Both returns a list of NaNs.

Also, when I type model.predict(0, df_train.size - 1) it predicts real values, but model.predict(0, df_train.size) predicts NaNs list.

Am I doing something wrong?


P.S. I know there’s ARIMA, ARMA or SARIMAX algorithms, that can be used as basic auto regression. But I need exactly AutoReg.

Asked By: Yoskutik

||

Answers:

You can use this code for forecasting

import statsmodels as sm

model = sm.tsa.AutoReg(df_train.beer, 12).fit()
y_pred = model.model.predict(model.params, start=df_test.index.min(), end=df_test.index.max())
Answered By: Ivan Adanenko

We can do the forecasting in couple of ways:

  1. by directly using the predict() function and
  2. by using the definition of AR(p) process and the parameters learnt with AutoReg(): this will be helpful for short-term predictions, as we shall see.

enter image description here

Let’s start with a sample dataset from statsmodels, the data looks like the following:

import statsmodels.api as sm
data = sm.datasets.sunspots.load_pandas().data['SUNACTIVITY']
plt.plot(range(len(data)), data)

enter image description here

Let’s fit an AR(p) process to model the time series and use partial autocorrelation plot to find the order p, as shown below

sm.graphics.tsa.plot_pacf(data, lags=30, method="ywm")

As seen from above, the first few PACF values remain significant, let’s use p=10 for the AR(p).

Let’s divide the data into training and validation (test) datasets and fit auto-regressive model of order 10 using the training data:

from statsmodels.tsa.ar_model import AutoReg
n = len(data)
ntrain = int(n*0.9)
ntest = n - ntrain
lag = 10
res = AutoReg(data[:ntrain], lags = lag).fit()

Now, use the predict() function for forecasting all values corresponding to the held-out dataset:

preds = res.model.predict(res.params, start=n-ntest, end=n)

Notice that we can get the exactly same predictions using the parameters from the trained model, as shown below:

x = data[ntrain-lag:ntrain].values
preds1 = []
for t in range(ntrain, n):
    pred = res.params[0] + np.sum(res.params[1:]*x[::-1])
    x[:lag-1], x[lag-1] = x[-(lag-1):], pred
    preds1.append(pred)

Note that the forecast values generated this way is same as the ones obtained using the predict() function above.

np.allclose(preds.values, np.array(preds1))
# True

Now, let’s plot the forecast values for the test data:

enter image description here

As can be seen, for long term prediction, quality of forecasting is not that good (since the forecasted values are used for long term prediction).

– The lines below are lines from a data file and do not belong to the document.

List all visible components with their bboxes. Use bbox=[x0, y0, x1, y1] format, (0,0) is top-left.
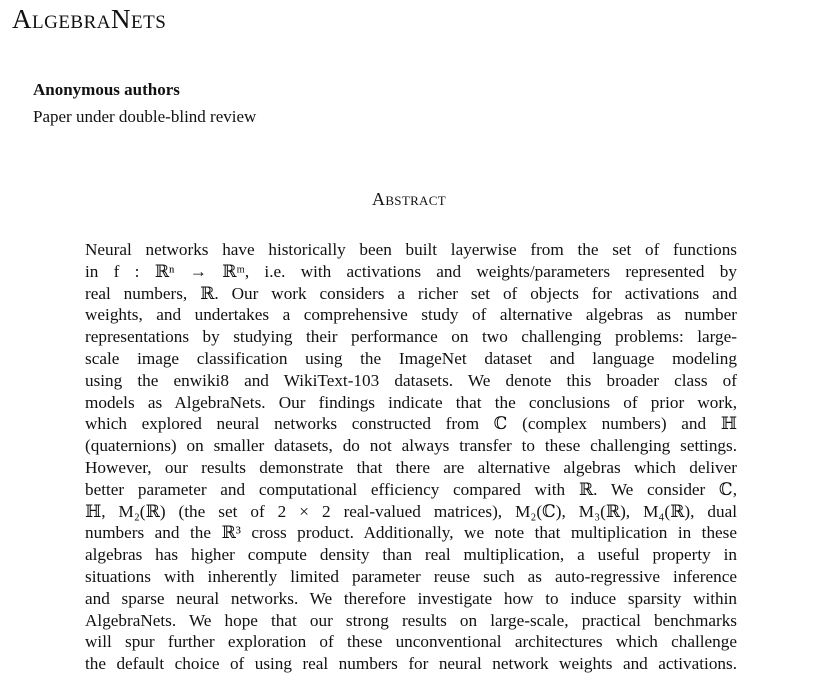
paper-title: AlgebraNets bbox=[12, 4, 167, 34]
abstract-line: algebras has higher compute density than real multiplication, a useful property in bbox=[85, 545, 737, 565]
abstract-line: models as AlgebraNets. Our findings indicate that the conclusions of prior work, bbox=[85, 392, 737, 412]
abstract-line: ℍ, M₂(ℝ) (the set of 2 × 2 real-valued matrices), M₂(ℂ), M₃(ℝ), M₄(ℝ), dual bbox=[85, 501, 737, 521]
abstract-line: situations with inherently limited parameter reuse such as auto-regressive inference bbox=[85, 566, 737, 586]
abstract-line: (quaternions) on smaller datasets, do not always transfer to these challenging settings. bbox=[85, 436, 737, 456]
abstract-line: using the enwiki8 and WikiText-103 datasets. We denote this broader class of bbox=[85, 370, 737, 390]
abstract-line: weights, and undertakes a comprehensive study of alternative algebras as number bbox=[85, 305, 737, 325]
abstract-heading: Abstract bbox=[372, 189, 446, 209]
abstract-line: which explored neural networks constructed from ℂ (complex numbers) and ℍ bbox=[85, 414, 737, 434]
abstract-line: However, our results demonstrate that there are alternative algebras which deliver bbox=[85, 457, 737, 477]
review-note: Paper under double-blind review bbox=[33, 107, 257, 126]
abstract-line: AlgebraNets. We hope that our strong results on large-scale, practical benchmarks bbox=[85, 610, 737, 630]
abstract-line: scale image classification using the ImageNet dataset and language modeling bbox=[85, 348, 737, 368]
abstract-line: numbers and the ℝ³ cross product. Additionally, we note that multiplication in these bbox=[85, 523, 737, 543]
abstract-body bbox=[85, 239, 737, 675]
abstract-line: real numbers, ℝ. Our work considers a richer set of objects for activations and bbox=[85, 283, 737, 303]
abstract-line: in f : ℝⁿ → ℝᵐ, i.e. with activations and weights/parameters represented by bbox=[85, 261, 737, 281]
author-line: Anonymous authors bbox=[33, 80, 180, 99]
abstract-line: Neural networks have historically been built layerwise from the set of functions bbox=[85, 240, 737, 259]
abstract-line: the default choice of using real numbers for neural network weights and activations. bbox=[85, 654, 737, 674]
abstract-line: better parameter and computational efficiency compared with ℝ. We consider ℂ, bbox=[85, 479, 737, 499]
abstract-line: will spur further exploration of these unconventional architectures which challenge bbox=[85, 632, 737, 652]
abstract-line: representations by studying their performance on two challenging problems: large- bbox=[85, 327, 737, 347]
abstract-line: and sparse neural networks. We therefore investigate how to induce sparsity within bbox=[85, 588, 737, 608]
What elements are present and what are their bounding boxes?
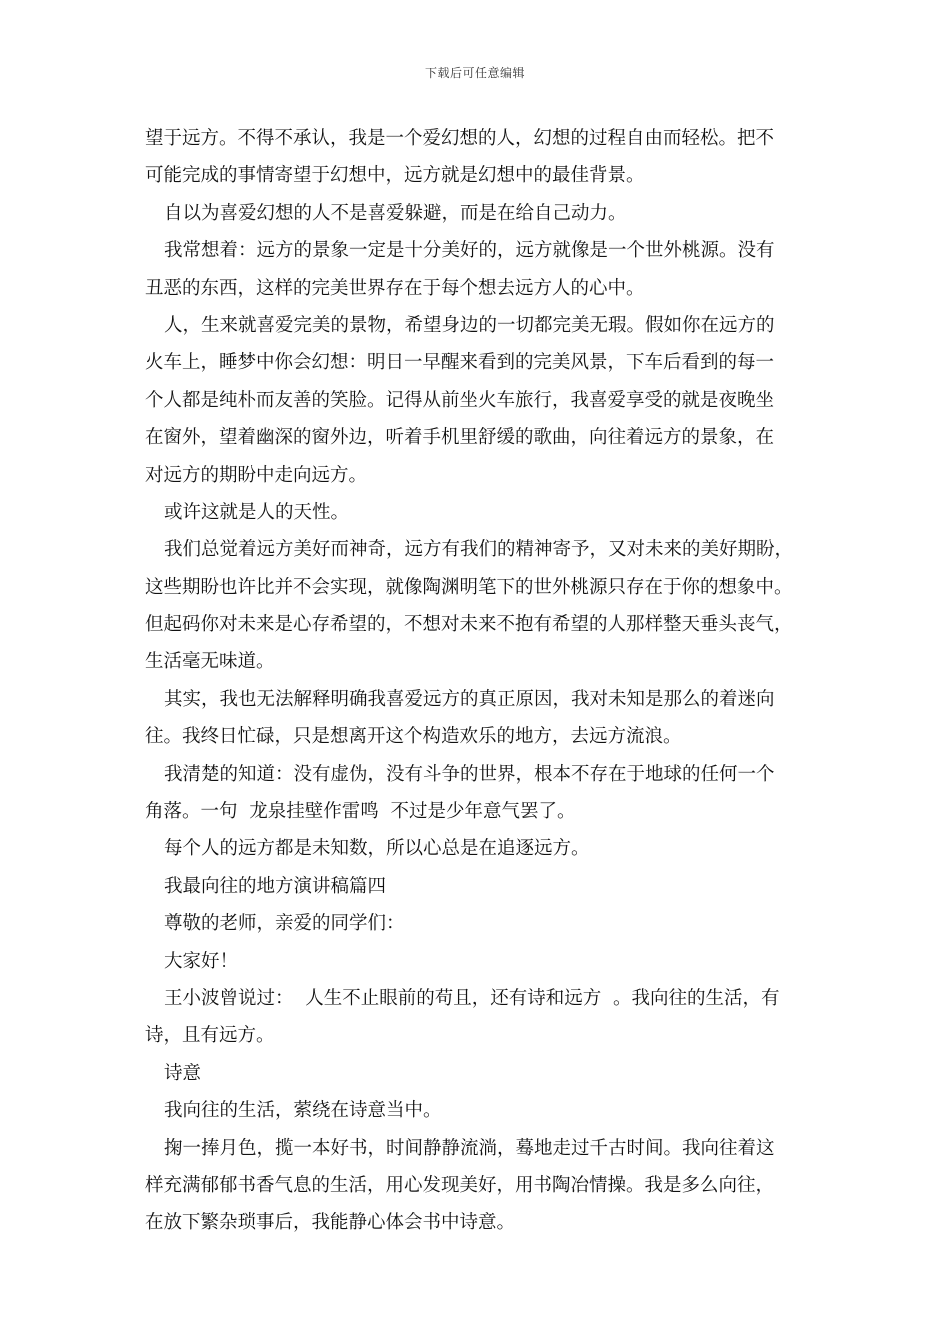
text-line: 我们总觉着远方美好而神奇，远方有我们的精神寄予，又对未来的美好期盼，	[164, 539, 794, 561]
text-line: 其实，我也无法解释明确我喜爱远方的真正原因，我对未知是那么的着迷向	[164, 688, 775, 710]
text-line: 丑恶的东西，这样的完美世界存在于每个想去远方人的心中。	[145, 277, 645, 299]
text-line: 我常想着：远方的景象一定是十分美好的，远方就像是一个世外桃源。没有	[164, 240, 775, 262]
text-line: 或许这就是人的天性。	[164, 501, 350, 523]
text-line: 我向往的生活，萦绕在诗意当中。	[164, 1100, 442, 1122]
text-line: 自以为喜爱幻想的人不是喜爱躲避，而是在给自己动力。	[164, 202, 627, 224]
text-line: 掬一捧月色，揽一本好书，时间静静流淌，蓦地走过千古时间。我向往着这	[164, 1137, 775, 1159]
text-line: 望于远方。不得不承认，我是一个爱幻想的人，幻想的过程自由而轻松。把不	[145, 128, 775, 149]
text-line: 诗，且有远方。	[145, 1025, 275, 1047]
text-line: 角落。一句 龙泉挂壁作雷鸣 不过是少年意气罢了。	[145, 801, 576, 823]
text-line: 诗意	[164, 1062, 202, 1084]
text-line: 这些期盼也许比并不会实现，就像陶渊明笔下的世外桃源只存在于你的想象中。	[145, 576, 793, 598]
text-line: 但起码你对未来是心存希望的，不想对未来不抱有希望的人那样整天垂头丧气，	[145, 614, 793, 636]
page-header: 下载后可任意编辑	[424, 66, 525, 80]
document-body	[145, 120, 810, 1242]
text-line: 人，生来就喜爱完美的景物，希望身边的一切都完美无瑕。假如你在远方的	[164, 314, 775, 336]
text-line: 每个人的远方都是未知数，所以心总是在追逐远方。	[164, 838, 590, 860]
text-line: 在窗外，望着幽深的窗外边，听着手机里舒缓的歌曲，向往着远方的景象，在	[145, 427, 775, 449]
text-line: 样充满郁郁书香气息的生活，用心发现美好，用书陶冶情操。我是多么向往，	[145, 1174, 775, 1196]
text-line: 尊敬的老师，亲爱的同学们：	[164, 913, 405, 935]
text-line: 在放下繁杂琐事后，我能静心体会书中诗意。	[145, 1212, 516, 1234]
text-line: 大家好！	[164, 950, 239, 972]
text-line: 我最向往的地方演讲稿篇四	[164, 875, 387, 897]
text-line: 往。我终日忙碌，只是想离开这个构造欢乐的地方，去远方流浪。	[145, 726, 682, 748]
text-line: 火车上，睡梦中你会幻想：明日一早醒来看到的完美风景，下车后看到的每一	[145, 352, 775, 374]
text-line: 我清楚的知道：没有虚伪，没有斗争的世界，根本不存在于地球的任何一个	[164, 763, 775, 785]
text-line: 个人都是纯朴而友善的笑脸。记得从前坐火车旅行，我喜爱享受的就是夜晚坐	[145, 389, 775, 411]
text-line: 对远方的期盼中走向远方。	[145, 464, 368, 486]
text-line: 王小波曾说过： 人生不止眼前的苟且，还有诗和远方 。我向往的生活，有	[164, 987, 780, 1009]
text-line: 生活毫无味道。	[145, 651, 275, 673]
text-line: 可能完成的事情寄望于幻想中，远方就是幻想中的最佳背景。	[145, 165, 645, 187]
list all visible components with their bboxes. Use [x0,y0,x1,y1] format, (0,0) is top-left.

Let’s instead go for short-term predictions now and use the last lag points from the dataset to forecast the next value, as shown in the next code snippet.

preds = []
for t in range(ntrain, n):
    pred = res.params[0] + np.sum(res.params[1:]*data[t-lag:t].values[::-1])
    preds.append(pred)

As can be seen from the next plot, short term forecasting works way better:

enter image description here

Answered By: Sandipan Dey
from statsmodels.tsa.ar_model import AutoReg

model=AutoReg(dataset[''],lags=1)
ARFit=model.fit()
forecasted=ARFit.predict(start=len(dataset),end=len(dataset)+12)

#visualizacion
dataset[''].plot(figsize=(12,8),legend=True)
forecasted.plot(legend=True)
Answered By: judith angélica